Die zunehmende und systematische Isolation von Geflüchteten zeigt
ebenfalls ihre tragische Wirkung: Zahlreiche Massenunterkünfte hangeln
sich von einer Quarantäne in die nächste, weil die Menschen sich in
dieser räumlichen Enge gar nicht schützen können. Die Dauerquarantäne
heißt auf der einen Seite, dass die Menschen mehr denn je faktisch
eingesperrt werden, folglich Jobs verlieren und damit
Bleibeperspektiven. Auf der anderen Seite können sie aber auch kaum nach
außen hin artikulieren, wie beschissen ihre Lage ist.
Und das alles, während Hotels und Ferienwohnungen leer stehen!

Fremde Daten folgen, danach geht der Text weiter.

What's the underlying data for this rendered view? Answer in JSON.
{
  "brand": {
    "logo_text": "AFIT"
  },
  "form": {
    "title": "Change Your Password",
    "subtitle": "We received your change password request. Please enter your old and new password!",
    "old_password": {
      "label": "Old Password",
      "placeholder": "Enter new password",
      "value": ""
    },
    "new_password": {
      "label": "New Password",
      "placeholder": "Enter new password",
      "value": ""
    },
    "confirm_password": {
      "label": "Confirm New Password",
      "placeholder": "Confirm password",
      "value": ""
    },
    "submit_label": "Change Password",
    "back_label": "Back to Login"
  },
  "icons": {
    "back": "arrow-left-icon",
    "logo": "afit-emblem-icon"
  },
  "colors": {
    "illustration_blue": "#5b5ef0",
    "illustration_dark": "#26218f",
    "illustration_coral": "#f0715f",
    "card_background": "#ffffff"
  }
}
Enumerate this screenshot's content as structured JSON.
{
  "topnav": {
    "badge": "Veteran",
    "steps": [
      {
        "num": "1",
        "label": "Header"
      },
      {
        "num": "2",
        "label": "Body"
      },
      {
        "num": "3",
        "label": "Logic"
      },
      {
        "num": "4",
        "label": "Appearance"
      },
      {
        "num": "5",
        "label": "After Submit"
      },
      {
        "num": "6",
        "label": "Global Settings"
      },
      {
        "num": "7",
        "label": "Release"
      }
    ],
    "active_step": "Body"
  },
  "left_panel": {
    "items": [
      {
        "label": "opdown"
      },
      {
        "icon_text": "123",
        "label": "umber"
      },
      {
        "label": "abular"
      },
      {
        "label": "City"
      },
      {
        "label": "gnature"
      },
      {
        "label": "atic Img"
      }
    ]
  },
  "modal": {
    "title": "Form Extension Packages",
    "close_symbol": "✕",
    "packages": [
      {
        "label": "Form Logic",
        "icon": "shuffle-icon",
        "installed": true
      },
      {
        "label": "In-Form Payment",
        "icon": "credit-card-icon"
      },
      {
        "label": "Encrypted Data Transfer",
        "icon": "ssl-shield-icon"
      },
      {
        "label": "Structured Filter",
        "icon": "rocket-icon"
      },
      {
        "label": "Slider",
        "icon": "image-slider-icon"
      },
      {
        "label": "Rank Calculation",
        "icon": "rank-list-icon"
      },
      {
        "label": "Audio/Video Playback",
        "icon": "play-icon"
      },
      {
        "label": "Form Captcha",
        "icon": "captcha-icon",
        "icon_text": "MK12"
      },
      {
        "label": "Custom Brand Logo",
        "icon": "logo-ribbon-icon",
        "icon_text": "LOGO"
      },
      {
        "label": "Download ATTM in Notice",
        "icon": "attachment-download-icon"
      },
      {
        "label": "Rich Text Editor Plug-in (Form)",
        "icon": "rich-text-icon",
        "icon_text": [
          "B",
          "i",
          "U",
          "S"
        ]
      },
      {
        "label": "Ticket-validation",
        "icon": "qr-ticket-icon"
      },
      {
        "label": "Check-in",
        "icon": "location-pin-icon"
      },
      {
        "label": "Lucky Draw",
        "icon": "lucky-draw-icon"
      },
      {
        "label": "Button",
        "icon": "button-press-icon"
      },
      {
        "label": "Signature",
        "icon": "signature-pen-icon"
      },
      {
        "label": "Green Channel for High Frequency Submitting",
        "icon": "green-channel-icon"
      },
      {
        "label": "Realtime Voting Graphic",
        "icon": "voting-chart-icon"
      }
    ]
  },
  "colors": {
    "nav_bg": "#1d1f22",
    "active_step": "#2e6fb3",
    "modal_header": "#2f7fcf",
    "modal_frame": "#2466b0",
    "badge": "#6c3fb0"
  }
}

Dezentrale Unterbringung ist, wie schon vor der Pandemie von
Geflüchteten und Aktivist*innen gefordert, gerade in Zeiten von Corona
notwendig!

Solidarisch kämpfen statt kreuz und quer denken

Ungeachtet dessen schreien selbsternannte Querdenker*innen in
neoliberaler Manier, dass alles wieder öffnen müsse und eh jeder für
sich selbst verantwortlich sei. Ihre Fokussierung auf den
Mund-Nasen-Schutz, der neben der Impfung als “Hauptproblem” gesehen
wird, scheint obsessiv. Keine Kritik an profitorientierten
Pharmaunternehmen und Klinikgesellschaften, keine Kritik an den
Milliardengeschenken für Konzerne – stattdessen ein Schulterschluss
zwischen Rechten, Neoliberalen und anderen Individualist*innen. Das ist
keine Krisenstrategie, die für uns in Frage kommt. Es ist doch eben die
kollektive Solidarität, die für uns als Lohnabhängige so wichtig ist.

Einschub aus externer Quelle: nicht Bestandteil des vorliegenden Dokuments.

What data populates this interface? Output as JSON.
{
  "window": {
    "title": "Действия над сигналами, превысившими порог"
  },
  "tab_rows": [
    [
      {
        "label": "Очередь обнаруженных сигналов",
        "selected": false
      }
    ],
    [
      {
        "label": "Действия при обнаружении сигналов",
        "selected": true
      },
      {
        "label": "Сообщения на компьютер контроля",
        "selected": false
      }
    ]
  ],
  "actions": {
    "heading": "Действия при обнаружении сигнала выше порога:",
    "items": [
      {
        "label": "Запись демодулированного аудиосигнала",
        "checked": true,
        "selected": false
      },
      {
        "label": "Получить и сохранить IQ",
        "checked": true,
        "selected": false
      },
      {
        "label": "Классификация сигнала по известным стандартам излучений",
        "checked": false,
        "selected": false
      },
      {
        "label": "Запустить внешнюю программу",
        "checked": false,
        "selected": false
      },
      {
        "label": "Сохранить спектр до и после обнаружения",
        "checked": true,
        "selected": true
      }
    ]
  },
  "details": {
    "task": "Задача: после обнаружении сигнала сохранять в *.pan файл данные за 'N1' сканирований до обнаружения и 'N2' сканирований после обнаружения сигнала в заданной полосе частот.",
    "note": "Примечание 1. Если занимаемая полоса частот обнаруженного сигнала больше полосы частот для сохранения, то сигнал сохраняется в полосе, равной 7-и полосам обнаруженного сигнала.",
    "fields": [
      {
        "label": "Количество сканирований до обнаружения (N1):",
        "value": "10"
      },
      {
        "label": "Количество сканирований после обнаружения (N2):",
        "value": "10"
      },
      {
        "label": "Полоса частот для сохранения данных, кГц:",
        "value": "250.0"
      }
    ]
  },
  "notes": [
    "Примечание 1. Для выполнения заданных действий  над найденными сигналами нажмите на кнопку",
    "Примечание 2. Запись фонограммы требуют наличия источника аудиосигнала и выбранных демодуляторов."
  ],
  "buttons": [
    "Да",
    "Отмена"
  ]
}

Wie schwer wir an den Kosten dieser Krise tragen, hängt davon ab, wie
gut wir es schaffen, unsere Kämpfe zu organisieren und zusammen zu
bringen. Deswegen unterstützen wir ganz praktisch die outgesourcten
Krankenhausangestellten, welche hier in Nürnberg für eine tarifliche
Bezahlung kämpfen. Wir helfen uns gegenseitig als Nachbar*innen – sei es
beim Einkaufen oder beim Kampf gegen die Mieterhöhung. Wir kämpfen
gemeinsam im Betrieb, wenn dieser nun Stellen abbauen will, um sich auf
unseren Rücken “gesund zu sanieren”. Wir sind aufmerksam, wenn wir
meinen, dass Gewalt in Familien stattfindet und bieten Hilfe an.

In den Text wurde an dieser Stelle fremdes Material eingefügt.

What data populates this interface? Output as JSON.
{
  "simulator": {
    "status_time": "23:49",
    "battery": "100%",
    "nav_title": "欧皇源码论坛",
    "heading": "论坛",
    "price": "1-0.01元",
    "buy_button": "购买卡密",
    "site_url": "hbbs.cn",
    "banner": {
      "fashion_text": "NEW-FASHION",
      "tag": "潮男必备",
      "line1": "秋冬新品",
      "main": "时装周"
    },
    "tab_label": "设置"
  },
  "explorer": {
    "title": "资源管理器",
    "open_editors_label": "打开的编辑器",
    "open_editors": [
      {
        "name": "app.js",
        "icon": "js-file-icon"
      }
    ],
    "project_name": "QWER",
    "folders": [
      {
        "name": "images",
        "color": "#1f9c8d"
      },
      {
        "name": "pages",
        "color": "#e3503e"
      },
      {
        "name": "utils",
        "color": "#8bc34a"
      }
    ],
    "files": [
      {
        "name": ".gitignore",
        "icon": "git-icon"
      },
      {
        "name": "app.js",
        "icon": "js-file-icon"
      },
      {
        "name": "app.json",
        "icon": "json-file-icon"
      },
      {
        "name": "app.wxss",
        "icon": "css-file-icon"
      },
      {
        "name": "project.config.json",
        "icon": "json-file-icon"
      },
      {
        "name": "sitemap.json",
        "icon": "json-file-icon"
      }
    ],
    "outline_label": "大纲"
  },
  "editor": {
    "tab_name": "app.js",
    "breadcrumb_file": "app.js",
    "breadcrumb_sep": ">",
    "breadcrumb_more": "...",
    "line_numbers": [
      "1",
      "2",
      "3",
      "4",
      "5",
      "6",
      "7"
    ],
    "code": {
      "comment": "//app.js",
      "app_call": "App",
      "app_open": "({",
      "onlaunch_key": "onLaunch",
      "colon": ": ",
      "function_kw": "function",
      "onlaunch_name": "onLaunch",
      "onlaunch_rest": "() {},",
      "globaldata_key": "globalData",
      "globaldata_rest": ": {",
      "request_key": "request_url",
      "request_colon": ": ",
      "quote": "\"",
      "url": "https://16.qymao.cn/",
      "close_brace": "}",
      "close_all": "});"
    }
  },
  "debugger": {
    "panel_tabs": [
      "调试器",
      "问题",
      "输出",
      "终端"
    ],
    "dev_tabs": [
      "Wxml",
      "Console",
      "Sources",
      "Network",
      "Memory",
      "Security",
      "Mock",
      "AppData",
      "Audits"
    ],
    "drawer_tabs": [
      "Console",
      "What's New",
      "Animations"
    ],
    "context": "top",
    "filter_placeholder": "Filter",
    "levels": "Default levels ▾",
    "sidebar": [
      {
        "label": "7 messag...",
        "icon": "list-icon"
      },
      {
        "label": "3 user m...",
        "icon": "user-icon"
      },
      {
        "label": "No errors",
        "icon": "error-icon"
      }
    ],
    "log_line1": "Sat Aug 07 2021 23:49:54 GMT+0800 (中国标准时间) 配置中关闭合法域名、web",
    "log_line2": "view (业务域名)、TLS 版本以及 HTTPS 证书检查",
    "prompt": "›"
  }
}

Und wir haben vor allem keine Lust mehr auf die Krümel, die uns
zugeworfen werden, obwohl wir hier den ganzen Laden schmeißen! Applaus
reicht weder den Krankenpfleger*innen, noch den Verkäufer*innen oder
irgendwem anders. Von Applaus lässt sich schließlich kein Leben
bestreiten. Doch auch ein wenig mehr Geld reicht uns nicht. Es ist eine
Illusion, die Pandemie im Kapitalismus “sozialverträglich” zu
kontrollieren und ebenso ist es eine Illusion, den Kapitalismus selber
“sozialverträglich” zu gestalten.
Heute stellt sich uns deshalb mehr denn je die Frage nach unserer
Zukunft: Wollen wir zulassen, dass der kapitalistische Wachstums- und
Profitzwang mit seinem Raubbau an den Ökosystemen der Verbreitung von
immer neuen Viren und Pandemien Tür und Tor öffnet? Wollen wir weiterhin
zuschauen, wie unsere Mieten steigen und unsere Stadtteile zu
Investitionsräumen und Spekulationsobjekten verkommen? Wollen wir trotz
Pandemie und Verarmung schulterzuckend weitermachen wie bisher – oder
wollen wir uns widersetzen?

Wir haben uns entschieden, nicht mehr nur zuzusehen, deshalb haben wir
das Bündnis “Gemeinsam kämpfen – Ihre Krise nicht auf unserem Rücken”
gegründet. Gemeinsam wollen wir gegen kapitalistische Krisenpolitik und
für eine solidarische antikapitalistische Gesellschaftsordnung aktiv
werden. Es liegt an uns, die Krise als Chance zu nutzen, soziale
Bewegungen weiter zu entwickeln und Forderungen durchzusetzen. Darüber
hinaus geht es uns um einen radikalen Wandel, weg vom kapitalistischen
Wirtschaften, hin zu einer solidarischen Gesellschaft, die von der
gesellschaftlichen Basis getragen wird. Kommt zu unseren Aktionen,
unterstützt das Bündnis und werdet selbst aktiv!